You’re not the only designer to add a twist to their work. Do you ever worry that people might not get your little design joke?
What does go through my mind sometimes is that I’m only one of many designers who work in a similar fashion. In the end, however, I do what I do because it is who I am. That’s what it comes down to, I suppose. Of course, I do experiment a lot. I can sit down at my desk and start making loads of sketches. Some of them can capture me so much that I think to myself, I’m going to drop everything and actually make it right now. But then the next moment, I think it is the most stupid idea ever. If a year goes by and I still like it, I’m onto something.
What was your first design?
That was the knotted lamp you have at home. I showed it both at Dutch Design Week and in Milan. When I first came up with the idea, I thought it would be so cool to actually make it!
It’s such an iconic piece. There truly is no other lamp like it.
I made the first prototype out of an old striped cardigan I had lying around. I then made a bigger version and added a second tentacle. I was so proud when I got to show it at Ventura Lambrate in Milan. I was convinced that Li Edelkoort was going to walk through the door and think that my lamp was the most fantastic thing ever. But when she did drop by, she walked right past me!
As a young designer, you tend to think you’re going to be discovered any minute. They often don’t realize it takes a lot of hard work to actually make it.
Do you make the knotted lamp yourself?
I used to, yes. It’s a lot of work and to be honest, that is also the reason why I’ve stopped making them. I prefer to spend my time working on new designs. I’m currently looking for a company that is willing to add the knotted lamp to their collection and produce commercially.
What came after the knotted lamp?
That was the Couch on Canvas, with a slip cover with painted outlines. At the moment, I’m in negotiations with a well-known furniture maker. They’re interested in producing this line. Until then I make one-of-a-kind pieces for art galeries or clients. I’ve done so many projects, such as the LoveSeats line, a range of ceramics called No Meat on Monday and the T-chair and Bugie table which are available in the collection of Italian furniture brand Mogg. I love to create different kind of products and use different kind of materials.
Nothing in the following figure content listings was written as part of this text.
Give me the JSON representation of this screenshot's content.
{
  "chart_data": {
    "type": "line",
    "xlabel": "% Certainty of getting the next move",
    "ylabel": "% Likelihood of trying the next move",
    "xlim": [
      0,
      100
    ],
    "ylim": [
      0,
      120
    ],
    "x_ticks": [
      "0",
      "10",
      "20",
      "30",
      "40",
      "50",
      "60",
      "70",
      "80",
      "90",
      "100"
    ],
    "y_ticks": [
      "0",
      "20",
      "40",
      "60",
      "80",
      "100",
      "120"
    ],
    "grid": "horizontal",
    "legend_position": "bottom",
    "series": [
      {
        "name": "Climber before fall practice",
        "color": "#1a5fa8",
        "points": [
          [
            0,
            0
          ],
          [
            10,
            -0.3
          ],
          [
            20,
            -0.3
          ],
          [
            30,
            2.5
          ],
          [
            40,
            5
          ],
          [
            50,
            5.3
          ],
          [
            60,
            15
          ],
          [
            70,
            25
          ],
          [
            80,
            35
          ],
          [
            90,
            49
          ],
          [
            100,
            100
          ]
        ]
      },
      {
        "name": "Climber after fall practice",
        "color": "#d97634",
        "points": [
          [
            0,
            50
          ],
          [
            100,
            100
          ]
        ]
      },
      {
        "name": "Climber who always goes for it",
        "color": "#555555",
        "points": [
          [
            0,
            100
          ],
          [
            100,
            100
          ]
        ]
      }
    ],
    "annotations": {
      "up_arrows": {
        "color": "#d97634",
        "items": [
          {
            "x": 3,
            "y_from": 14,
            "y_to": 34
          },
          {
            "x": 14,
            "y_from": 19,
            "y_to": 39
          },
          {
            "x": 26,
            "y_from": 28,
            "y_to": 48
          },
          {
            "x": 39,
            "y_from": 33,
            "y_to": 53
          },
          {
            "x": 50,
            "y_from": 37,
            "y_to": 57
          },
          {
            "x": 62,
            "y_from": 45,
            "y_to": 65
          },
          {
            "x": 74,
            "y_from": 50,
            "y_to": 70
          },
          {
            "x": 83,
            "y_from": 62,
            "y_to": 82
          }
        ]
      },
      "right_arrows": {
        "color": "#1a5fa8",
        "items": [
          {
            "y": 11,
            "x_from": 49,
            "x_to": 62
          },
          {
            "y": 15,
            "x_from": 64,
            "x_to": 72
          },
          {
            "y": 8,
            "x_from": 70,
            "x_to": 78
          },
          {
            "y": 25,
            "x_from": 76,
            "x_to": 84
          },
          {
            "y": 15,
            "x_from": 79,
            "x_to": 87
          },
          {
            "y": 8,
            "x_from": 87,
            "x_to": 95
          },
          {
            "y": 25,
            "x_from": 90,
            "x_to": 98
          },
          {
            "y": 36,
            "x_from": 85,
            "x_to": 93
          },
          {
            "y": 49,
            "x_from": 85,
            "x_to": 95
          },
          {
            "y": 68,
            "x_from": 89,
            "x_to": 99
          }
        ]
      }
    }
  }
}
And what is it you’re working on at the moment?
I want to design new products that reflect my style and vision even more. A while ago, I started wondering what it was that I really wanted to do with my work. I started Googling for a business coach and found a project here in Amsterdam that pairs you up with someone from your own field of work. I ended up with none other than designer Richard Hutten as my creative coach. We had some very Nice conversations, although He could be quite blunt. If you want to hear how good your work is, he used to say, just ask for your mother or your friends. Richard’s feedback was very honest and he did teach me a lot.
I loved the clarity with which he showed me my options. He said, if you spend half your time working for others, and half on your own company, you have to realize that switching between two worlds can be difficult.
Having some financial security can be nice as well, I know from experience. But it can make it harder the creative juices flowing.
I’m like that as well. Some of my best ideas don’t come until after I spend a few days sketching and walking around the house. You have to get into it. I don’t worry about it too much, however. You can only do what you are good at. All you have to do is make sure you know what it is you’re standing for and just stick to it. Don’t get distracted by trends. Ignore magazines. Just do what you want to do. Remember this – it’s great when you produce one successful design, but it’s even better when you make another one!